One evening, in a fit of anxiety and obsessive worrying, Borghoff began drawing a cluster of chaotic lines that seemed to both emerge and expand outward while also appearing to fall into some sort of center.
Immediately, she titled the piece Constant Crisis and shortly after realized that she has subconsciously drawn the web of indigo patterns from the same piece of fabric she had been hoarding. With a clearer direction, Borghoff finished the fabric by stitching a simple border along the top edge, which folds over and hangs about one fifth of the way down the length of the piece. The elementary stitching on one edge of the fabric suggests a faint border around the whole piece, separating it from the background of the white walls, while also emphasizing a simplistic repetition that is less obvious in the dye patterns. Even the folded top portion implies a sense of physical dimension that is already visually present.

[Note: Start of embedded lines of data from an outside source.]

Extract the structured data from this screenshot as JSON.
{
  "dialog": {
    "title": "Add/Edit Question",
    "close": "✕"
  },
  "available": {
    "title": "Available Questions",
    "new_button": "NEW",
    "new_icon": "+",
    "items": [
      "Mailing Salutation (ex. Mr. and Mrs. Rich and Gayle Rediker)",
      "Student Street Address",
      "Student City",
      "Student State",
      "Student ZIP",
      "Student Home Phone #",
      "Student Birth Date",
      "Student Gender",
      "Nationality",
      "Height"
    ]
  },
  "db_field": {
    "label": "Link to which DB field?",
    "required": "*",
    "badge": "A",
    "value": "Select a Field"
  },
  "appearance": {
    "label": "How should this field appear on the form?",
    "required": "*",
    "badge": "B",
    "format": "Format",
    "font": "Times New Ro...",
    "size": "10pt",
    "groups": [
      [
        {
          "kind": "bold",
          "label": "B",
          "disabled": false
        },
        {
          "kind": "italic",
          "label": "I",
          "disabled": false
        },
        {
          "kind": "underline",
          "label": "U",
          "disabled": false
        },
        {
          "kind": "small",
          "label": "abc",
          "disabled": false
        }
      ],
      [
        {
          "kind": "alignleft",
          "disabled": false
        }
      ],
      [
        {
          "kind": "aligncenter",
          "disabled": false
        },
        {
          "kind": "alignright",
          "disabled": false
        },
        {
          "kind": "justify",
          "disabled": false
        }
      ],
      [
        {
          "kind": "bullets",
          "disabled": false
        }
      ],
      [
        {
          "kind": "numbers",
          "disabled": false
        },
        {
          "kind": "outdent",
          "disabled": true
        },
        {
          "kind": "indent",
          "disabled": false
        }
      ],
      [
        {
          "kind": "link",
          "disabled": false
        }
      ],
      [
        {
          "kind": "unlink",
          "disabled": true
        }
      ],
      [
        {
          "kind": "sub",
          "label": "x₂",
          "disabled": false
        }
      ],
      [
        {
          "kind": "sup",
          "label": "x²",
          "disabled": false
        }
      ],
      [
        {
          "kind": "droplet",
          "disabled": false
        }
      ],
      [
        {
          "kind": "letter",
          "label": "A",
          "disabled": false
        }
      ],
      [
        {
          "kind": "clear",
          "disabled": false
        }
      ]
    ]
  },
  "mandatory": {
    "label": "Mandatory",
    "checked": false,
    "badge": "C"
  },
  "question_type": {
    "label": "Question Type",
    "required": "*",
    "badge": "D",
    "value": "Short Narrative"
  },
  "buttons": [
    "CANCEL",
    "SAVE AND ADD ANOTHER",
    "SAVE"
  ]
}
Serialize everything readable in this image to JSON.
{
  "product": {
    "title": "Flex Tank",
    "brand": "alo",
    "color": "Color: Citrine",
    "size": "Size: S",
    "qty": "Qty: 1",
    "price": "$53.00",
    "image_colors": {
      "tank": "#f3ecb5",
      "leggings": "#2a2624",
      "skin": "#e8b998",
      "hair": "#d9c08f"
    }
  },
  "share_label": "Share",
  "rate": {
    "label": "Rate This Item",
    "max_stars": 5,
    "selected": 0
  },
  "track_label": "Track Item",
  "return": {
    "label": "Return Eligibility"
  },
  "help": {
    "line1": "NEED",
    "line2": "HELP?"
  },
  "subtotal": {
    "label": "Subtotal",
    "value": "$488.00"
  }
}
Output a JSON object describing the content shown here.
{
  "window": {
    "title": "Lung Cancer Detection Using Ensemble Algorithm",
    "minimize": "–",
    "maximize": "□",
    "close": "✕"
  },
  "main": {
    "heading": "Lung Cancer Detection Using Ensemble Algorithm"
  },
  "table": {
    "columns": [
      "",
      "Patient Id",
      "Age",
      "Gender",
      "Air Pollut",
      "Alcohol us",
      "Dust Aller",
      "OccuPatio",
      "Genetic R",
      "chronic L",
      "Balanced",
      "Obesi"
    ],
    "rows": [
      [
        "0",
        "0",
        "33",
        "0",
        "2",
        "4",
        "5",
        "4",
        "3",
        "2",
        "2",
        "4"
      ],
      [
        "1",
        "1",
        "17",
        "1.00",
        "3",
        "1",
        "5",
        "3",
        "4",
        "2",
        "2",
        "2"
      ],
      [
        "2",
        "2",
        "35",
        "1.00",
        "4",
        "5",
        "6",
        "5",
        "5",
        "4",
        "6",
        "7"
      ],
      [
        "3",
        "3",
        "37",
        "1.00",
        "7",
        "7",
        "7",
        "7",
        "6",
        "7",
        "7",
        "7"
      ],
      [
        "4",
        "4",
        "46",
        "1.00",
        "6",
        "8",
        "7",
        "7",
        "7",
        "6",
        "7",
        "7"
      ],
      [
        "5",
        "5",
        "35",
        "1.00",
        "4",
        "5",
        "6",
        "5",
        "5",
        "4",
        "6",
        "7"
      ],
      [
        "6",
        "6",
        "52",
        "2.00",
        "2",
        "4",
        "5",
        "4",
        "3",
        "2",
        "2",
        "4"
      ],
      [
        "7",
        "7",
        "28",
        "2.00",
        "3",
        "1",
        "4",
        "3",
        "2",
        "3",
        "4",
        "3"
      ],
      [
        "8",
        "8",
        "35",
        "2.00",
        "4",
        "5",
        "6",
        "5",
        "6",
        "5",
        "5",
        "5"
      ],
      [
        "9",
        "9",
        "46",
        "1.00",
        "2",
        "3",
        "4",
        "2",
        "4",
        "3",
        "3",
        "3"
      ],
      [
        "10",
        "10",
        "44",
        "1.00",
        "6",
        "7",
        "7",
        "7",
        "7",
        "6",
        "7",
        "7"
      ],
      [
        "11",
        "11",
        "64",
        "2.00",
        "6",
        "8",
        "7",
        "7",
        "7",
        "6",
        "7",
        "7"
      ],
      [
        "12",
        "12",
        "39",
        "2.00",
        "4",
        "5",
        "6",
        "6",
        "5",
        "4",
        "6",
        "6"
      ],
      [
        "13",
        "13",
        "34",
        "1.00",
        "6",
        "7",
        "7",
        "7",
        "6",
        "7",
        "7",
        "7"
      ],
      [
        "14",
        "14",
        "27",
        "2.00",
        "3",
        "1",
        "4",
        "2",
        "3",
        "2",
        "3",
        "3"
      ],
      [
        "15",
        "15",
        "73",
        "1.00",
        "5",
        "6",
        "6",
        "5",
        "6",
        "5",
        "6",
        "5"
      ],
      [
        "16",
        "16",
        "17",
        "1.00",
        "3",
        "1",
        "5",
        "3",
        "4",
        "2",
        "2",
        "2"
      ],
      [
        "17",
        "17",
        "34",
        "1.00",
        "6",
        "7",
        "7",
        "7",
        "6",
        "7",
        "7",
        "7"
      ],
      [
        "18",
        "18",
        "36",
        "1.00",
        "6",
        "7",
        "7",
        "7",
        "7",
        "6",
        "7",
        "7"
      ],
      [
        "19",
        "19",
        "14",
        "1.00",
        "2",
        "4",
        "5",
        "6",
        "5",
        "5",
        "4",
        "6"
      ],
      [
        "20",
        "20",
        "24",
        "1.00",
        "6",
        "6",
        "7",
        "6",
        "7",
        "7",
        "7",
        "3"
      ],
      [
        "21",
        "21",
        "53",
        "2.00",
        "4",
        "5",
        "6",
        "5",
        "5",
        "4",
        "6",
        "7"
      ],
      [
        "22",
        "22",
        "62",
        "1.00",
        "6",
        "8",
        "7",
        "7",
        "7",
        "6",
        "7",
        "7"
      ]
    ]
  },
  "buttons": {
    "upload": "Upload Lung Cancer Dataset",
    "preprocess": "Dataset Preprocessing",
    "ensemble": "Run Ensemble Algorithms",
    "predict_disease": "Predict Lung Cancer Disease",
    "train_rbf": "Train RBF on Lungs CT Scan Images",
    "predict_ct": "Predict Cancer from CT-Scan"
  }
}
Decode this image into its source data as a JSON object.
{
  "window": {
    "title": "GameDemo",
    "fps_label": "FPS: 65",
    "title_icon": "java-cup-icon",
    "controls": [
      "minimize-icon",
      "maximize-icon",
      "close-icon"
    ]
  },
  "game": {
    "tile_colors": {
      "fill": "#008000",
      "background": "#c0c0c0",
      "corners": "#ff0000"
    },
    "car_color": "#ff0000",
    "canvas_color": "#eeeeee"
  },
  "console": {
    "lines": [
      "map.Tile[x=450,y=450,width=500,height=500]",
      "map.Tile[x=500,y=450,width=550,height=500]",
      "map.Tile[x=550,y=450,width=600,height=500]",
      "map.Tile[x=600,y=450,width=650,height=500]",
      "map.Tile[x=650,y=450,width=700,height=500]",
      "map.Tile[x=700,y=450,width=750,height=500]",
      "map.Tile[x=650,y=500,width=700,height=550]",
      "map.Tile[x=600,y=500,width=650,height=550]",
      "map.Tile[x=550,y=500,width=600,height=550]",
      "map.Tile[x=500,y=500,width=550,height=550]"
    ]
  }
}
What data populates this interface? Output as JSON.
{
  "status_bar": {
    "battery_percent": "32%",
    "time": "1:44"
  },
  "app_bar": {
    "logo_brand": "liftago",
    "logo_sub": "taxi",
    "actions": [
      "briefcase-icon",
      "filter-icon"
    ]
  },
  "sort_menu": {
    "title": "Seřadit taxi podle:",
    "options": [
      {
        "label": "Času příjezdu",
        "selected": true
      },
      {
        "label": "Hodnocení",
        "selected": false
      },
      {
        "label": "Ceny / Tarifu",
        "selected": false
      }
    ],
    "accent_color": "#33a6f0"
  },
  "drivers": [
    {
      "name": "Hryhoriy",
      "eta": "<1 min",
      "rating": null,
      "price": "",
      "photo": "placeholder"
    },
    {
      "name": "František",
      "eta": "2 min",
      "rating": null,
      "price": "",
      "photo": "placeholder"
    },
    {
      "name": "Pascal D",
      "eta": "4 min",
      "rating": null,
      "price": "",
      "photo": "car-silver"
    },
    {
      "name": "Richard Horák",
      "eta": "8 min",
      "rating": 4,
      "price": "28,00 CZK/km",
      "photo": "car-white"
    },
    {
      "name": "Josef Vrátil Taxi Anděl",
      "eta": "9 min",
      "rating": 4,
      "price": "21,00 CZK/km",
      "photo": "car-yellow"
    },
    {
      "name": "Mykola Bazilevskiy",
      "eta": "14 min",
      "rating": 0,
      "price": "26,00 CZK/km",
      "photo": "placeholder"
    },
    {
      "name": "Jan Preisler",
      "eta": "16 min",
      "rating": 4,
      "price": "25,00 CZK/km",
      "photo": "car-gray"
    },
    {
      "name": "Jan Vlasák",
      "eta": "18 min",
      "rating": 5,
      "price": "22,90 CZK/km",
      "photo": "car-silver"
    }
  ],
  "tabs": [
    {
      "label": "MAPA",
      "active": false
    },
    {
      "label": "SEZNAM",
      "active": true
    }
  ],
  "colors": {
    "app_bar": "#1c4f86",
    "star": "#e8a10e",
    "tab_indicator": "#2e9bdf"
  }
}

These subtleties are not components created out of thin air, but instead they come from a sort of giving in to time and space, a pause that lets the work speak for itself. Its much different than brainstorming, which some artists might refer to as “sifting” or “brewing.” Rather, giving a work some space to breathe and to be unfinished can allow for a more effortless unfolding of the end product and a conceptual depth that comes from an unattached rumination.